Autore:
Lorenzo Centenari

URUS IN AVVICINAMENTO Manca poco all'ora X. Dal 2018, lo stabilimento Lamborghini di Sant'Agata forgerà il modello della svolta. La Urus segna il ritorno del Toro nel segmento degli Sport utility, il ritorno del V8 sotto il cofano di una Lamborghini, il ritorno infine del turbocompressore. La famiglia si prepara a ricevere il membro numero tre: bisogna fargli spazio, e soprattutto sistemare casa. Artigianalità, competenze tecniche, sicurezza, tecnologie di processo. Benvenuti a Manifattura Lamborghini, lo slogan coniato per il nuovo corso "Lambo" ispirato ai principi di Factory 4.0. Cliccate sul video e avrete un'idea di cosa si nasconda dietro i veli di Manifattura Lamborghini.  

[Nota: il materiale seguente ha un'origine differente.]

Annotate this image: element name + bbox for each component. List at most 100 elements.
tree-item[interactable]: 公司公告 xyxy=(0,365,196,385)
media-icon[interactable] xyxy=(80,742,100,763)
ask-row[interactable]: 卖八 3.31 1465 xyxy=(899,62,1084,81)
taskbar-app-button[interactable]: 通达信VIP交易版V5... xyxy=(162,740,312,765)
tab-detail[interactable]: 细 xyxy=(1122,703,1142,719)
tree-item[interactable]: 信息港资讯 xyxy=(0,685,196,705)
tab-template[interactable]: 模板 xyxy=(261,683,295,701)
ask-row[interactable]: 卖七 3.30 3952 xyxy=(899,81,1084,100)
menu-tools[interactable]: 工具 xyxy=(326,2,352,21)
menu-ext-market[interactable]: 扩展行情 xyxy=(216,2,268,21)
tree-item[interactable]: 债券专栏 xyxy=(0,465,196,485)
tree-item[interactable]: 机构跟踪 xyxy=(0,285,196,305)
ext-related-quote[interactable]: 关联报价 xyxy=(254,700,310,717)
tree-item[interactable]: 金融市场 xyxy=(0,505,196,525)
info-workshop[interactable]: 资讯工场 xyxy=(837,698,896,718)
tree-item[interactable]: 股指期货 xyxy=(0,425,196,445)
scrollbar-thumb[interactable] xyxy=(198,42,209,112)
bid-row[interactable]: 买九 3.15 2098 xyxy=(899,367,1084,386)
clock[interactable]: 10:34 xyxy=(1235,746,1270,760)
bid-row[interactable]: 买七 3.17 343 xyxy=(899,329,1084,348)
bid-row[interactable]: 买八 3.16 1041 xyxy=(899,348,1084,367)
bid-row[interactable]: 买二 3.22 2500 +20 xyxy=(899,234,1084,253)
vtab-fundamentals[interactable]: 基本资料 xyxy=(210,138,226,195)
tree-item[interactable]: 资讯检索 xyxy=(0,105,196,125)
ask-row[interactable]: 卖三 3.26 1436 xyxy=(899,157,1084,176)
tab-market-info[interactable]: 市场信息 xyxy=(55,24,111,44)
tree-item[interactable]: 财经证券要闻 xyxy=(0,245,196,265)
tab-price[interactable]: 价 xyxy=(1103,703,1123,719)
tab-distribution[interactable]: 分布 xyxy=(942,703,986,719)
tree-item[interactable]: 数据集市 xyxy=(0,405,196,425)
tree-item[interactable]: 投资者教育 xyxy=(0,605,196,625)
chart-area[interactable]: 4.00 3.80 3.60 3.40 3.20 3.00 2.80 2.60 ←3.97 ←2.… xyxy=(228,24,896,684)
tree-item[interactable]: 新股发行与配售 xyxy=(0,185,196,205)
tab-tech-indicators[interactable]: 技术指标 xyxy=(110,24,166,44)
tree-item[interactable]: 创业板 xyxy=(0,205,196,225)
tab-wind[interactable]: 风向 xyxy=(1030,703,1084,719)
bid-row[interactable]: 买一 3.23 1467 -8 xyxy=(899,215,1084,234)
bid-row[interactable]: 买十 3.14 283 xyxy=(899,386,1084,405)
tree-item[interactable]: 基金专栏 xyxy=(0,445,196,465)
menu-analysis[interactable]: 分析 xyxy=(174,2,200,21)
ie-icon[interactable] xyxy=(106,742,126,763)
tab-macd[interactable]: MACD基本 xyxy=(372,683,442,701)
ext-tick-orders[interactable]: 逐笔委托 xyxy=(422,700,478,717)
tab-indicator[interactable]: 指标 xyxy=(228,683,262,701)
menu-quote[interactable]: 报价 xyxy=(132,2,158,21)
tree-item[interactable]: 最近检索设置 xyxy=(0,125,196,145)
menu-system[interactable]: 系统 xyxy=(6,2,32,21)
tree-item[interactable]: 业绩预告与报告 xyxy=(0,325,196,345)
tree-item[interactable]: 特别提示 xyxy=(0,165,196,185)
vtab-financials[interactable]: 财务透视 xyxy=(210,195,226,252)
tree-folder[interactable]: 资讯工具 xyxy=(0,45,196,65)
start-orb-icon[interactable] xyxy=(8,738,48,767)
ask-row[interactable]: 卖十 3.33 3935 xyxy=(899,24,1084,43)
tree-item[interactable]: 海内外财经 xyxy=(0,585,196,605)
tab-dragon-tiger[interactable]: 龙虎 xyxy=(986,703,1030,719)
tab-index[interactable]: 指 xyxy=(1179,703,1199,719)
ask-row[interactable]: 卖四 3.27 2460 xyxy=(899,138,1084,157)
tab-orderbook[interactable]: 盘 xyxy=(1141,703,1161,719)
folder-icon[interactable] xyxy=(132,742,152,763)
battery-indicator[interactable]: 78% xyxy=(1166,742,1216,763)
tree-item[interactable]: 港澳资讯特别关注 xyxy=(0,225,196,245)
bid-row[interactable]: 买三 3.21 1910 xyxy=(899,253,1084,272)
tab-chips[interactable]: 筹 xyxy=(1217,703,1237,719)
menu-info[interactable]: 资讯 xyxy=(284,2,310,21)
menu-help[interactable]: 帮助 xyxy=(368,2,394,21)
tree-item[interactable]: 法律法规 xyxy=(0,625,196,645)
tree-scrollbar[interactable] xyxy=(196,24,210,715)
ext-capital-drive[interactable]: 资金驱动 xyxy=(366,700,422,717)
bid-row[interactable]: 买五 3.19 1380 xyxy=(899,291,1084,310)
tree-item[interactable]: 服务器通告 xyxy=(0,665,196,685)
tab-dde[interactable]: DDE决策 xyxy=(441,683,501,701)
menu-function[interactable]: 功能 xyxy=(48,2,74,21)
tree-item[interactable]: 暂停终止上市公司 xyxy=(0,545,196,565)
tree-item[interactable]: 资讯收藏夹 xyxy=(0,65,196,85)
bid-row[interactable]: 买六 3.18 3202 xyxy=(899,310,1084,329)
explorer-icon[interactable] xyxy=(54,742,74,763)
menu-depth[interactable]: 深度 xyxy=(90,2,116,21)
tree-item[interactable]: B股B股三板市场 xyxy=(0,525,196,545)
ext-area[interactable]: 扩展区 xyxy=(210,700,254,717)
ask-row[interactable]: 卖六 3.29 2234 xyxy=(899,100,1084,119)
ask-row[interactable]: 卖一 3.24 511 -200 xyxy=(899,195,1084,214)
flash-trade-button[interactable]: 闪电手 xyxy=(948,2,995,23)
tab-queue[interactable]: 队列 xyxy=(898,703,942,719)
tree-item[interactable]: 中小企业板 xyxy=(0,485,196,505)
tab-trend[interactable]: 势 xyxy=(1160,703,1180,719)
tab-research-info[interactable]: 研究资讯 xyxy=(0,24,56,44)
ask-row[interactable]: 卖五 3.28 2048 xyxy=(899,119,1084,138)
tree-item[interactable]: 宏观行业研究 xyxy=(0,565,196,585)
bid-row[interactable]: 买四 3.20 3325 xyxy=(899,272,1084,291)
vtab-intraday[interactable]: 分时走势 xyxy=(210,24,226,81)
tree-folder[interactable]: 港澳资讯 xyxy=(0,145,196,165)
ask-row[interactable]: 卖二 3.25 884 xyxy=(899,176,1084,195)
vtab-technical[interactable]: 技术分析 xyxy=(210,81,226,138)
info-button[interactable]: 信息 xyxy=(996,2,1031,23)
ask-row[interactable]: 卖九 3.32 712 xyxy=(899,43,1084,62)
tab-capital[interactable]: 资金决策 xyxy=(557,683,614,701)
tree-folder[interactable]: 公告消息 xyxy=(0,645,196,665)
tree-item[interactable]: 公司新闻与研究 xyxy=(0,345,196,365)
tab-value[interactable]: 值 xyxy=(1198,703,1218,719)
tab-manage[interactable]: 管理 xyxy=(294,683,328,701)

LASCIA O RADDOPPIA L'arrivo di Urus comporterà un'impennata della produzione mai registrata prima in Lamborghini: il target è quello delle 7.000 unità annue, vale a dire il doppio degli attuali standard. Ecco perché non solo la superficie del sito emiliano passerà da 80 mila a 160 mila mq, liberando spazio a una linea di montaggio interamente dedicata. A Sant'Agata, oltre che in termini quantitativi la rivoluzione in atto si esprime soprattutto in ottica qualitativa. L'Urus-entusiasmo trascina con sé ogni reparto dell'azienda: ecco allora anche un nuovo reparto finizione per tutti i modelli Lamborghini, la nuova palazzina uffici con certificazione energetica e ambientale LEED Platinum, un nuovo magazzino logistico, un test track con 13 diverse superfici, infine un secondo impianto di trigenerazione. Non solo il nuovo Suv: nella campagna bolognese è in corso un processo intero di innovazione. Si lavora giorno e notte in chiave di eccellenza, un fermento del quale la clip diffusa dalla Casa è iindubbiamente il manifesto più efficace.